Revolving Bad Loans from “Knot” of Collaterals

6:14:15 PM | 4/11/2013

According to the Project of resolving bad loans completed by the State Bank of Vietnam (SBV), besides increasing risk provisions, credit institutions have to actively recover bad loans through handling collateral.
According to the SBV, 72 percent of total loans in the economy are secured by assets, of which 66 percent are secured by real estate. As to total bad debts, 80 percent of them are secured, of which 57 percent are secured by real estate. If these collaterals are well handled, bad debt resolution will improve rapidly in the near future.
Currently, Decree 163 of the Government on secured transactions and Decree 11 amending and supplemented Decree 163 have favourable regulations for organisations and individuals in process of handling collateral to recover debts.
However, because of lacking detailed guiding documents, organisations and individuals face many difficulties in applying this. Besides, handling collaterals depends on cooperation of securers or collateral keepers, and support from competent state authorities.
In fact, collaterals in banks include two forms: movables and immovables. With movables that do not require property right register (machine, production lines…), according to current regulations bank can base on commitments in credit contracts to organise collateral auction, capital recovery.
However, as for collaterals in form of real estate, these assets must be registered and are subject to many other laws.
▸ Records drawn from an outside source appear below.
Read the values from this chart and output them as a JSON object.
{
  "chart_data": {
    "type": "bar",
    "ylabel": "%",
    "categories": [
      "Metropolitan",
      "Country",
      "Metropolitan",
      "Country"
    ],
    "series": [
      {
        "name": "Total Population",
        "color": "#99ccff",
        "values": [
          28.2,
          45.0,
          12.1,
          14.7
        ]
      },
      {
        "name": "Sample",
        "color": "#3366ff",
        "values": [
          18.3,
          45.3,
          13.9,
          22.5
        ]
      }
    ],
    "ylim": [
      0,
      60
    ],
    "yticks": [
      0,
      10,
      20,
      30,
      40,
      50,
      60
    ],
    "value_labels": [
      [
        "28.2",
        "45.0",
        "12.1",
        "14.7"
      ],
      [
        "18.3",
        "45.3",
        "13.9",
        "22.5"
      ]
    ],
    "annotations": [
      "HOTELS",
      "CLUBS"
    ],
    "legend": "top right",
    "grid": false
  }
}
If customers do not sign in agreement for transferring real estate to the bank, the bank cannot sell the property to recover debts.
Therefore, to handle collateral and recover debts, the secured usually must pursue legal proceedings. However, these proceedings take time and require complicated procedures through many levels and processes, which influence largely business activities, investment of the secured.
In many cases, even if the secured win, it is unsure that collaterals can be handled. Or real estate market is in the downtrend and selling real estate becomes difficult, especially deficient ones.
To resolve “the knot” of collateral in handling with bad debts, under direction of the Government, the Ministry of Justice is consulting on draft of Inter– Circular providing guidelines for resolving collaterals. The Inter-Circular is expected to create favourable conditions for credit institutions to actively handle with collaterals, as well as to complete internal processes and policies of credit management in banks.
Disengaging the knot helps limit bad debts in credit institutions, increase liquidity of collaterals and create stability in credit activities. Related to mortgaged assets, in case the mortgagor sells, exchanges, donates mortgaged assets that are not goods circulated in production or trading processes without agreements of mortgagee, the mortgagee will be entitled to recover these assets.
Mortgaged asset recovery is applied even to assets undue to collaterals handling. The Draft also has detailed guidelines on processes of confiscating collaterals to handle and responsibilities of the local People’s Committee in supporting those who are entitled to seize collateral.
In Resolution 02, the Government requires Ministry of Justice to issue inter – circular on handling with collaterals right in quarter I – 2013.
Besides, to help the inter-circular soon take practical effect, justice authorities must cooperate comprehensively to push up progress and finish at a given moment cases related to banking activities and execute civil cases, creating opportunities for credit institutions to recover debts, reduce bad debts and enlarge credit supply to the economy.
At the same time, it is necessary to criminalise economic activities in the banking field; give priorities to apply economic, civil sanctions to surmount consequences and recover maximum money and assets for banks.